A World of Warcraft.
By Fuseball
Yes! I am a long way from home
Last night I sat in the pub talking to a friend of mine. Our words were uncontrollably but subtly slurred as the beers took their toll. We talked of our hopes for the future and reflected on the past day, of relationships and driving fears and our mundane lives. The pub itself was warm and comforting. I felt calm and happy. Those feelings were as honest and true as any in life. The pub doesn’t exist.
There are downsides to every job. Retail has its own peculiar rules that seem alien to anyone with a 9-5 Monday to Friday existence. The natural flow and rhythm of week and weekend is broken. I once lived for the weekend. Now I don’t know when that is. Some days I’m not sure that I live at all. Time off during the week isn’t the same. The novelty of a ‘stolen’ midweek day is gone. They become non-days. Lost rather than reclaimed. A day of household chores, of washing, tidying and supermarket shopping. A day for introspection and missing friends.

Going here better than playing with your friends? We don’t think so.
My diary reads like a litany of disappointments. Cancelled meetings and frustrated events. Life goes on very much without me. It can be another friend’s wedding missed, or the opportunity to shake Billy Mitchell’s hand passed. I see the pictures afterwards, recognise a friendly rival player amongst the winners at CGE UK and think “I should have been there”. Worse is knowing that player is thinking the same thing, wondering where I was to put up some healthy competition that day. All my friends seem so very far away.
The non-existent pub is in a fictional city, in a fictional continent, in a fictional world. I have friends there, and I can see them most days. Right now that’s all I ask from a videogame, to fill that social gap. Online gaming has been a trial by combative petulant brats for me so far. The alpha male willy-waving of deathmatch doesn’t do it for me. I don’t have to kill my peers to feel good about myself. I want conversation and cooperation – the things you enjoy in real life. The things I miss in real life.
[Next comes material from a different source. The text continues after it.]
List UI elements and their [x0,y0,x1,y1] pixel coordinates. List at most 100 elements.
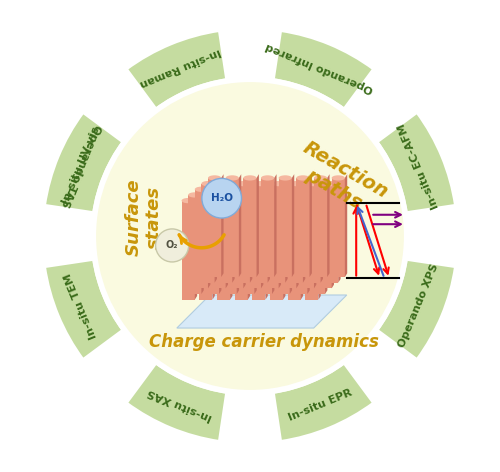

Let’s all come together, right now.
I bought World of Warcraft on a whim. I was fed up and the screenshots looked pretty. Fantasy, as a genre, doesn’t really do it for me. I don’t read the books or see the films, and I certainly don’t ‘role play’, whatever that means. I let it sit on my desk for a week before installing it. I haven’t wanted to play anything else since. Sat in that virtual pub, ale in hand, it struck me that it may be the greatest and grandest videogame achievement yet. Nothing has come close to that sense of place and scale. Nothing has touched that spirit of community, of a world living all around you before.
San Andreas feels like the Truman Show now, a ghost town of bit-part actors and hollow props. The world exists only for you. All across the city are out-of-work characters waiting for your arrival and nothing else. It doesn’t live, doesn’t breathe. It sleeps when you sleep, is only there when you wake. It’s a sandbox for an only child.

The original fantasy playground.
By comparison World of Warcraft’s Azeroth feels more like Westworld (or more accurately Medievalworld). It is a holiday, an escape, for when circumstances tie us down to home and work. It’s also the closest I can come to being with friends at the moment. I don’t feel so far away now, I don’t feel so lost and I’m not so scared of that ogre that looks a lot like Yul Brynner now either.